- Diageo shares soar after appointing former Tesco CEO to lead the company
- Dave Lewis is ‘Mr Fixit’ and made his name saving Tesco
- What are the problems that have pulled down Diageo?
Dan Coatsworth, head of markets at AJ Bell, comments:
“Diageo has pulled a blinder by hiring the man who saved Tesco. Dave Lewis is ‘Mr Fixit’ as far as the market is concerned, joining the grocer with no retail experience and putting it back on track after a difficult period.
“Convincing him to return to CEO life will have been a challenge. Lewis has only held chair and advisory positions since leaving Tesco in 2020, so there must have been something special about Diageo for him to put on his CEO boots again.
“The £1.5 million salary is certainly tasty, but Lewis is more likely to have been driven by the size of the task. Pull off a second business recovery of this scale and he’ll become a legend in the business world.
“This is a significant hire and a pleasant surprise. The 7% share price jump on the news says it all.
“Investors are clearly excited about Diageo’s prospects under Lewis. The stock is unloved after several years of disappointment and the appointment of a highly respected CEO could be enough to win over many investors. However, Lewis knows he will ultimately be judged on results, not hope.

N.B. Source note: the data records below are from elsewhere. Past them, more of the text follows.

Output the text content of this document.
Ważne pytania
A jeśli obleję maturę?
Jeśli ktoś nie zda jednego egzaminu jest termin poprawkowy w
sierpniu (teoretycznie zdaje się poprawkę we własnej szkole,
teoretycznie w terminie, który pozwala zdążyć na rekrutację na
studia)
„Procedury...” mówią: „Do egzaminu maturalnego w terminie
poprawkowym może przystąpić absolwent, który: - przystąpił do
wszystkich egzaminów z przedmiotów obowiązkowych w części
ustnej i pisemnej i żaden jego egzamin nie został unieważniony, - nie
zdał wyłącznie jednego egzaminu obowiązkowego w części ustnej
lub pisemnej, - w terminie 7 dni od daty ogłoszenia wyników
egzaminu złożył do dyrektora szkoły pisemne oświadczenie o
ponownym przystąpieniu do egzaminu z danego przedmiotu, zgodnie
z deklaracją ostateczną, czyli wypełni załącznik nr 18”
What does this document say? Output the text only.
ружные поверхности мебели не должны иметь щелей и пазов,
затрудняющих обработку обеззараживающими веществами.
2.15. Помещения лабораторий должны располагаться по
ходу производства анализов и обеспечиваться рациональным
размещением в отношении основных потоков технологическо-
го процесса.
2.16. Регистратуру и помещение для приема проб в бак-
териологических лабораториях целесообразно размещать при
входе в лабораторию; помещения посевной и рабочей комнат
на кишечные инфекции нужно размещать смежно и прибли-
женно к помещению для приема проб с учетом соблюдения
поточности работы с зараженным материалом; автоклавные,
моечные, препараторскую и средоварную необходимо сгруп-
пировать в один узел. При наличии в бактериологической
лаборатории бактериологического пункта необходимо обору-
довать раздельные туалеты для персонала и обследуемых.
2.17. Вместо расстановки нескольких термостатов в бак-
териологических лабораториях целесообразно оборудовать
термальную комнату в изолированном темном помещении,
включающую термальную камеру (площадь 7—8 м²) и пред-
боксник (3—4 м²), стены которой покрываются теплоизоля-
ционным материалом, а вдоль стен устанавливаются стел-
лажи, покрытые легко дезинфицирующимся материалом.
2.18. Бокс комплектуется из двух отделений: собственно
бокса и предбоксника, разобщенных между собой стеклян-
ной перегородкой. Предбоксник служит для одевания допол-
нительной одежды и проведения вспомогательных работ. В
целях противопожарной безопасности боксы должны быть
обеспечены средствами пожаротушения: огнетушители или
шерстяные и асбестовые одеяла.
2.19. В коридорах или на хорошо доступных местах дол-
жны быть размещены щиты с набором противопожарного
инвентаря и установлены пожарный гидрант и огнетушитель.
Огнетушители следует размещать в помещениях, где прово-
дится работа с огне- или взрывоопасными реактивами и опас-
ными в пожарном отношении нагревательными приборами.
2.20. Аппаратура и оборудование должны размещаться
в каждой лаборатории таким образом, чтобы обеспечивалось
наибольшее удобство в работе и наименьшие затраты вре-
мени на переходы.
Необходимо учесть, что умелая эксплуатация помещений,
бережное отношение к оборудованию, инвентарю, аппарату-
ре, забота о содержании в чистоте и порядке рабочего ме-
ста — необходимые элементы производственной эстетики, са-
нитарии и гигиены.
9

Big challenges to overcome
“Diageo is juggling two key problems, one internal and one external. Issues in Latin America pointed towards poor management insight, as Diageo appeared to take its eye off the ball and didn’t know how much stock was in the supply chain. That suggests poor oversight of important information.
“Shifting consumer habits also caught the company off guard, with weaker demand for premium spirits and the rise of younger people less interested in alcohol.
“Former CEO Debra Crew struggled to steady the ship, and a prolonged period of share price weakness meant she had to go. Longer-term sales targets were abandoned, and shorter-term ones were downgraded.
What’s Lewis’s style?
“Dave Lewis needs to put Diageo back on track quickly. His style is to listen closely to customers and suppliers and work out what’s gone wrong. The focus will be on repair work, not long-term growth.
“At Tesco, he walked away after saying his job to stabilise the business was done, rather than sticking around to take the business to the next level. One might suggest the same approach will apply to Diageo.
“He earned the nickname ‘Drastic Dave’ while at Unilever, because of his ability to make bold decisions without simply tinkering at the edges. Some of his decisions were unpopular at the time, but many were the right ones to get the job done.
“Diageo has a vast distribution network, and Lewis will have to spend time talking to all the key parties intertwined in this network. He cannot afford to have any weak links.
“Investors will be keen to know if Lewis will split the company into two – beer and spirits. There is a lot of talk about Guinness potentially being sold, but that’s not a decision that will be taken lightly, and Lewis might argue that asset sales are the second phase of a turnaround after sorting out day-to-day problems.”